En cuarto lugar, y esto es lo más grave: la legislación vigente no está a la altura del problema que intenta abordar. Particularmente con la ley de adopción se está cometiendo el abuso de separar a los niños de sus familias de origen usando un término tan ambiguo y vago como la “inhabilidad parental”. Hoy la mayoría de las “susceptibilidades de adopción” (84%) se inician porque los padres han sido calificados de inhábiles. Es necesario remarcar que esos padres se oponen a la adopción en casi la mitad de los casos (47% en la Región Metropolitana el año 2010).

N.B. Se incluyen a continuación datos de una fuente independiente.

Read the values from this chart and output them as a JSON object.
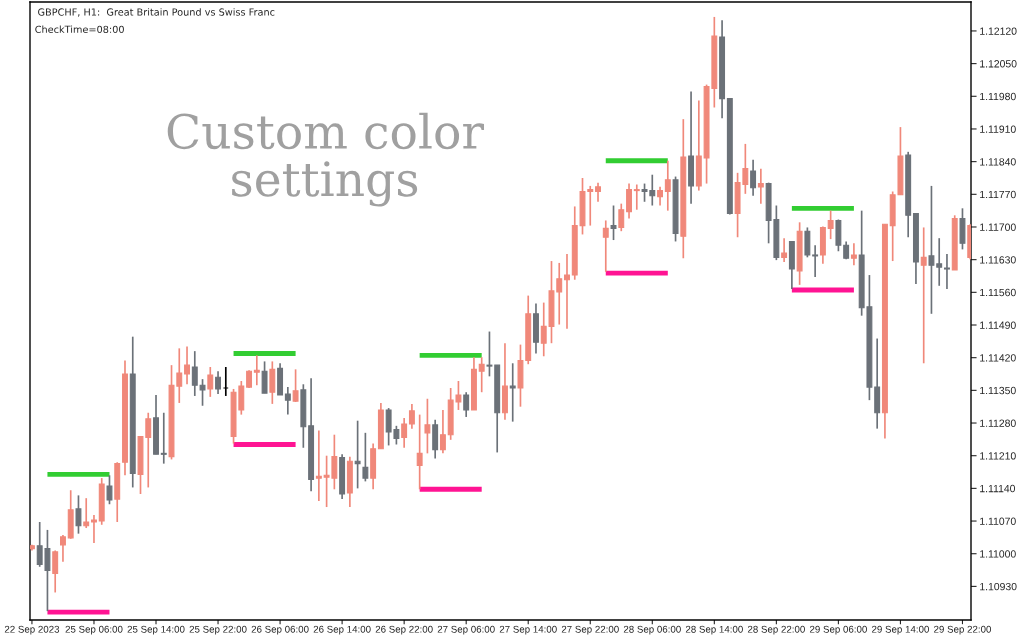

La adopción tal como funciona hoy extiende aún más las brechas entre los distintos sectores sociales por el terrible hecho de que los más pobres por sus condiciones de vida corren el riesgo de perder a sus hijos
Es como si con la adopción se quisiera “extirpar” la raíz del maltrato infantil, pero en contrapartida, se desconoce las condiciones que posibilitan ese maltrato. Estas condiciones van mucho más allá de la situación particular de las familias marginales y pobres que pierden a sus hijos en el sistema de protección. La violencia afecta a muchos más de los 15.000 niños que se atienden en el sistema residencial y en gran medida se relaciona con una estructura social y cultural que deja a demasiados en situación de marginalidad. Las políticas que se siguen hoy no abordan esa violencia. Por el contario, la adopción, tal como funciona hoy, extiende aún más las brechas entre los distintos sectores que conforman nuestra sociedad, por el terrible hecho de que los más pobres, por sus condiciones de vida, corren el riesgo de perder a sus hijos.
En quinto lugar, en Chile no existen recursos adecuados para que los padres que han vulnerados a sus hijos puedan reparar el daño cometido. Prima la estigmatización, desconociendo que la situación de violencia contra los niños tiene raíces mucho más profundas ancladas en la historia.
Para que la institucionalización de niños pueda ser una oportunidad para reparar el daño producido, se debe contar con un sistema que familias de acogida especializadas y de instituciones que traten bien a los niños y cuyo principal rol debiera ser el entendimiento profundo de las raíces de la violencia. Sería un factor de cohesión social el que familias sustitutas e instituciones de acogida pudieran recibir a los progenitores de estos niños y brindarles un espacio de escucha, acompañamiento que a ellos también les permita comprender y superar las vulneraciones de las que han sido objeto a través de los años. Un niño que pueda comprender las raíces de la violencia de su familia, tendrá algún día la posibilidad de perdonar no solo a sus padres, sino a la sociedad entera por el descuido o daño sufrido.
Finalmente se hace patente la urgencia de la creación de la figura de un Defensor del Niño, o un Consejo del Niño, tal como existe en otros países: una entidad especializada y con recursos propios, cuya misión sea proteger y resguardar los derechos de los niños, libre de las presiones de las instituciones de adopción, protección o instituciones con ciertas visiones particulares sobre la niñez (religiosas, científicas). Esa vía nos permitiría volver a pensar al niño como un sujeto de derecho, como dueño de su destino e identidad.
Matías Marchant es psicólogo, director de la Corporación Centro de Salud Mental Casa del Cerro, codirector del Magister en Clínica Psicoanalítica con niños y jóvenes de la Universidad Alberto Hurtado.